ANALYSE
Mars 2001
15 FÉVRIER 1839
Québec [2000]

Réalisateur: Pierre Falardeau
Scénario: Pierre Falardeau
Interprètes: Luc Picard, Sylvie Drapeau, Frédéric Gilles, Pierre Rivard

 

Mon pays, ta race, ma haine

Oeuvre attendue depuis des lunes autant par la critique que par le public québécois, 15 FÉVRIER 1839 de Pierre Falardeau arrive enfin sur les écrans, après un courageux et interminable bras de fer entre son créateur et les bureaucrates de Téléfilm Canada. Et comme si porter ombrage à tant d'acharnement était répréhensible, le discours critique entourant le film sent amèrement le déjà-vu, comme si le consentement avait été pré-usiné et égalisé vers le bas avant même la sortie du film, alors que toute opposition à cette oeuvre rassembleuse hautement nationaliste et indépendantiste (chose de plus en plus rare aujourd'hui, concédons-le) semble constituer un blasphème contre la patrie. D'une forme et d'un propos au manichéisme et à la simplicité auxquels nous avait déjà habitués l'oeuvre du cinéaste, nous pouvons certes nous étonner de lire dans Le Devoir, par exemple, que «15 FÉVRIER 1839 apporte une dimension nouvelle à l'univers trop manichéen de Falardeau.

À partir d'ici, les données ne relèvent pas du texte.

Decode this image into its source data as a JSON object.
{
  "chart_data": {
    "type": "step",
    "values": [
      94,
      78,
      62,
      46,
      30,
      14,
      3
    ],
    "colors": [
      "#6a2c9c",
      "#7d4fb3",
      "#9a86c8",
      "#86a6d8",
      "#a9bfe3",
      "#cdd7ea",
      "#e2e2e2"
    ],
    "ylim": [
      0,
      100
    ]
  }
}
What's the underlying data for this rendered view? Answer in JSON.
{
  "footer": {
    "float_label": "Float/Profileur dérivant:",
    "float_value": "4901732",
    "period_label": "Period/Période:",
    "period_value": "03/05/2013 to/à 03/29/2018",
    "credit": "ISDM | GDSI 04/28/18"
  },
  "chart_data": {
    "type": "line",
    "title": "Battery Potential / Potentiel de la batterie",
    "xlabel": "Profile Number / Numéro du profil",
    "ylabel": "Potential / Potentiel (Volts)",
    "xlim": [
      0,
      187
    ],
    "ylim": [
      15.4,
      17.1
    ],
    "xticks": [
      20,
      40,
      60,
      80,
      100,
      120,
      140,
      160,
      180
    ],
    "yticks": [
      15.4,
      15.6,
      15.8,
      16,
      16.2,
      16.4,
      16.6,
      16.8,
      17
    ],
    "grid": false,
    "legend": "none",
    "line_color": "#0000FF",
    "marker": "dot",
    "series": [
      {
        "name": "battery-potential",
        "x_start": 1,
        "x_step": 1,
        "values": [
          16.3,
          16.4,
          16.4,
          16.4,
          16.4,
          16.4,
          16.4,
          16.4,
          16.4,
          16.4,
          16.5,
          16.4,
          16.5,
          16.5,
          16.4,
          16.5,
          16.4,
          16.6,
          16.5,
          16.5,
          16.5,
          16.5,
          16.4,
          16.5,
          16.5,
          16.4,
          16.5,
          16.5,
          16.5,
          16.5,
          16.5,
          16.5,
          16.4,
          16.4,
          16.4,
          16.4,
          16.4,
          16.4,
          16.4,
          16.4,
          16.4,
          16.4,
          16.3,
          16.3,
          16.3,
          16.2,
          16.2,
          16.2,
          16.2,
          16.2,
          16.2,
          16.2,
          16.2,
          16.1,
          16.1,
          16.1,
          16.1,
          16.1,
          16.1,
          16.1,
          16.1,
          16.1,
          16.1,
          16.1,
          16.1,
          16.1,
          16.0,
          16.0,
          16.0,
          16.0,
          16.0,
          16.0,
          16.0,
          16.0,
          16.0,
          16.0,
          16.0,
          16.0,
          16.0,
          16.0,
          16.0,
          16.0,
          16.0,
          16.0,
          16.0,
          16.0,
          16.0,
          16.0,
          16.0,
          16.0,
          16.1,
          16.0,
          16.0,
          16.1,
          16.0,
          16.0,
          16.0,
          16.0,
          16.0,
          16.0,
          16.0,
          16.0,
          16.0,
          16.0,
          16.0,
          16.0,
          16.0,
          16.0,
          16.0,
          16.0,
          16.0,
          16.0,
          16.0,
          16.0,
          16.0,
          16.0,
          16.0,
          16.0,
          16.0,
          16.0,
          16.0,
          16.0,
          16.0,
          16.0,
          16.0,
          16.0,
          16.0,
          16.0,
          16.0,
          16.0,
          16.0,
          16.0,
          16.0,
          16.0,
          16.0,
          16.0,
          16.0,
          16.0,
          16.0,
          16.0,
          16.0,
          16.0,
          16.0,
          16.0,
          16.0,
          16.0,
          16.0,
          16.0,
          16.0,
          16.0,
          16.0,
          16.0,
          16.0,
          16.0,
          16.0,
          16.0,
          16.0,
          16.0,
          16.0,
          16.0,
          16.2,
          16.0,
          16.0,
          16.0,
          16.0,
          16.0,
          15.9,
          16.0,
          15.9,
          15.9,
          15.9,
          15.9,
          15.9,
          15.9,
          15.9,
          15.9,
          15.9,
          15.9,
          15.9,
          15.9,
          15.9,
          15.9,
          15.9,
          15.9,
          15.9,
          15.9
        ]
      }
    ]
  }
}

Quelque chose comme la tendresse, le respect, la douceur, plus de nuance aussi (1)». Or, si une chose fait défaut au film de Falardeau, c'est bien la notion de «nuance», et encore plus celle de «tendresse», puisque le nationalisme fait ici place à la haine et au racisme, dans un pamphlet de propagande haineuse où la pellicule couleur s'efface derrière un récit blanc et noir.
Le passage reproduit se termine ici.